解説:正解は4です。育児時間は労働基準法第67条に規定され、生後満1歳に達しない生児を育てる女性労働者は、休憩時間とは別に1日2回、各々少なくとも30分の育児時間を請求できます。
選択肢考察
-
× 1. 育児休業、介護休業等育児又は家族介護を行う労働者の福祉に関する法律(育児・介護休業法)に規定されている。

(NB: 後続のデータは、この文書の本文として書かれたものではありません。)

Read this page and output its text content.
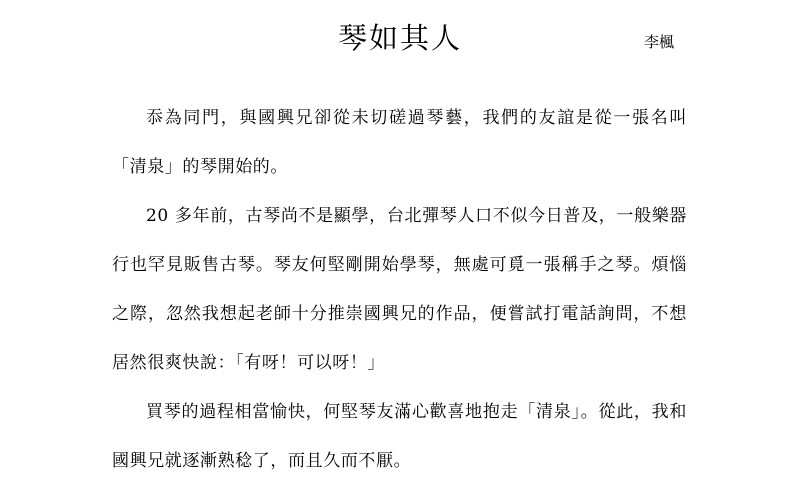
琴如其人	李楓

忝為同門，與國興兄卻從未切磋過琴藝，我們的友誼是從一張名叫「清泉」的琴開始的。

20 多年前，古琴尚不是顯學，台北彈琴人口不似今日普及，一般樂器行也罕見販售古琴。琴友何堅剛開始學琴，無處可覓一張稱手之琴。煩惱之際，忽然我想起老師十分推崇國興兄的作品，便嘗試打電話詢問，不想居然很爽快說：「有呀！可以呀！」

買琴的過程相當愉快，何堅琴友滿心歡喜地抱走「清泉」。從此，我和國興兄就逐漸熟稔了，而且久而不厭。
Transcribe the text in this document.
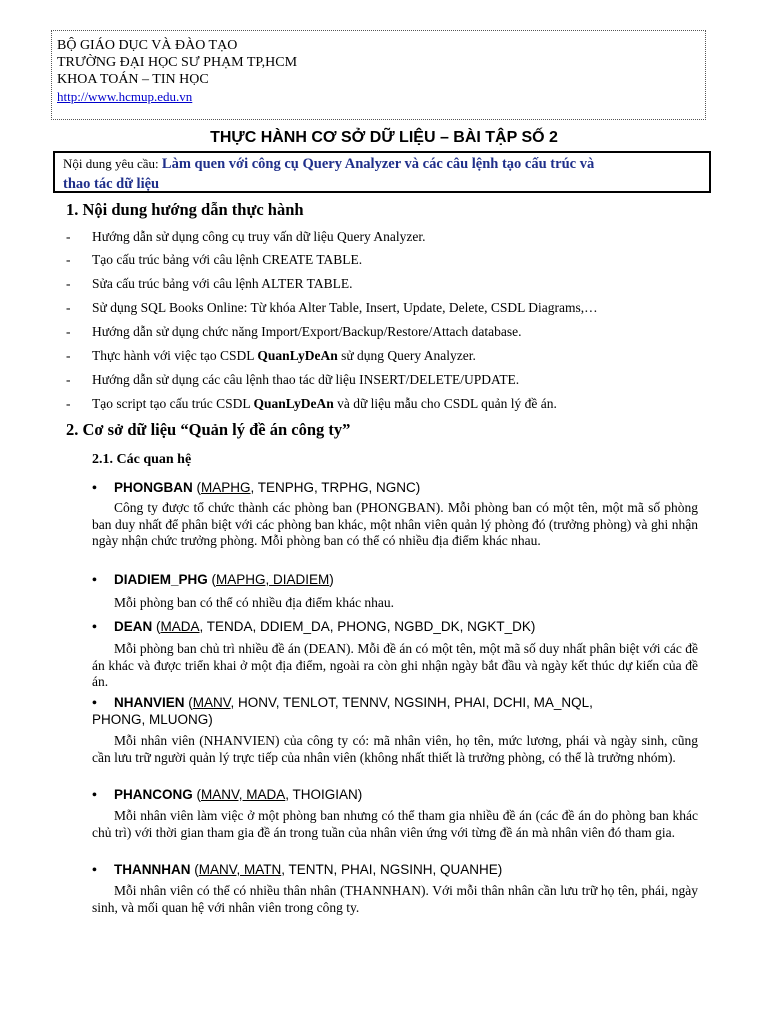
BỘ GIÁO DỤC VÀ ĐÀO TẠO
TRƯỜNG ĐẠI HỌC SƯ PHẠM TP,HCM
KHOA TOÁN – TIN HỌC
http://www.hcmup.edu.vn
THỰC HÀNH CƠ SỞ DỮ LIỆU – BÀI TẬP SỐ 2
Nội dung yêu cầu: Làm quen với công cụ Query Analyzer và các câu lệnh tạo cấu trúc và
thao tác dữ liệu
1. Nội dung hướng dẫn thực hành
- Hướng dẫn sử dụng công cụ truy vấn dữ liệu Query Analyzer.
- Tạo cấu trúc bảng với câu lệnh CREATE TABLE.
- Sửa cấu trúc bảng với câu lệnh ALTER TABLE.
- Sử dụng SQL Books Online: Từ khóa Alter Table, Insert, Update, Delete, CSDL Diagrams,…
- Hướng dẫn sử dụng chức năng Import/Export/Backup/Restore/Attach database.
- Thực hành với việc tạo CSDL QuanLyDeAn sử dụng Query Analyzer.
- Hướng dẫn sử dụng các câu lệnh thao tác dữ liệu INSERT/DELETE/UPDATE.
- Tạo script tạo cấu trúc CSDL QuanLyDeAn và dữ liệu mẫu cho CSDL quản lý đề án.
2. Cơ sở dữ liệu “Quản lý đề án công ty”
2.1. Các quan hệ
• PHONGBAN (MAPHG, TENPHG, TRPHG, NGNC)
Công ty được tổ chức thành các phòng ban (PHONGBAN). Mỗi phòng ban có một tên, một mã số phòng ban duy nhất để phân biệt với các phòng ban khác, một nhân viên quản lý phòng đó (trưởng phòng) và ghi nhận ngày nhận chức trưởng phòng. Mỗi phòng ban có thể có nhiều địa điểm khác nhau.
• DIADIEM_PHG (MAPHG, DIADIEM)
Mỗi phòng ban có thể có nhiều địa điểm khác nhau.
• DEAN (MADA, TENDA, DDIEM_DA, PHONG, NGBD_DK, NGKT_DK)
Mỗi phòng ban chủ trì nhiều đề án (DEAN). Mỗi đề án có một tên, một mã số duy nhất phân biệt với các đề án khác và được triển khai ở một địa điểm, ngoài ra còn ghi nhận ngày bắt đầu và ngày kết thúc dự kiến của đề án.
• NHANVIEN (MANV, HONV, TENLOT, TENNV, NGSINH, PHAI, DCHI, MA_NQL,
PHONG, MLUONG)
Mỗi nhân viên (NHANVIEN) của công ty có: mã nhân viên, họ tên, mức lương, phái và ngày sinh, cũng cần lưu trữ người quản lý trực tiếp của nhân viên (không nhất thiết là trưởng phòng, có thể là trưởng nhóm).
• PHANCONG (MANV, MADA, THOIGIAN)
Mỗi nhân viên làm việc ở một phòng ban nhưng có thể tham gia nhiều đề án (các đề án do phòng ban khác chủ trì) với thời gian tham gia đề án trong tuần của nhân viên ứng với từng đề án mà nhân viên đó tham gia.
• THANNHAN (MANV, MATN, TENTN, PHAI, NGSINH, QUANHE)
Mỗi nhân viên có thể có nhiều thân nhân (THANNHAN). Với mỗi thân nhân cần lưu trữ họ tên, phái, ngày sinh, và mối quan hệ với nhân viên trong công ty.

育児時間は労働基準法第67条の母性保護規定に基づきます。育児・介護休業法は育児休業・介護休業・子の看護休暇などを定めた別法で、育児時間の根拠条文はそちらには置かれていません。
-
× 2. 請求できるのは子が1歳6か月に達するまでである。
育児時間を請求できる期間は「生後満1歳に達しない生児」を育てる間と明確に規定されており、1歳6か月までではありません。1歳6か月は育児休業の延長可能期間として混同しやすい数字です。
-
× 3. 父親と母親の両方が取得できる。
労働基準法第67条は「女性労働者」に対する母性保護規定であり、原則として父親は対象外です。授乳等を主な目的としているため、母親の権利として位置づけられています。
-
○ 4. 1日に2回請求できる。
労働基準法第67条により、女性労働者は1日2回、各少なくとも30分の育児時間を請求でき、使用者はこれを拒むことができません。通常の休憩時間とは別枠で取得可能です。
育児時間は授乳や保育園の送迎などの実情に合わせて活用されます。午前と午後に分けてもよく、まとめて取得することも労使合意で可能です。一方、育児休業(育児・介護休業法)は原則1歳まで(延長で最長2歳まで)、男女ともに取得可能です。両制度の根拠法・対象・期間を混同しないよう整理しておきましょう。
育児時間と育児休業の根拠法・対象・回数の違いを正確に区別できるかを問う問題です。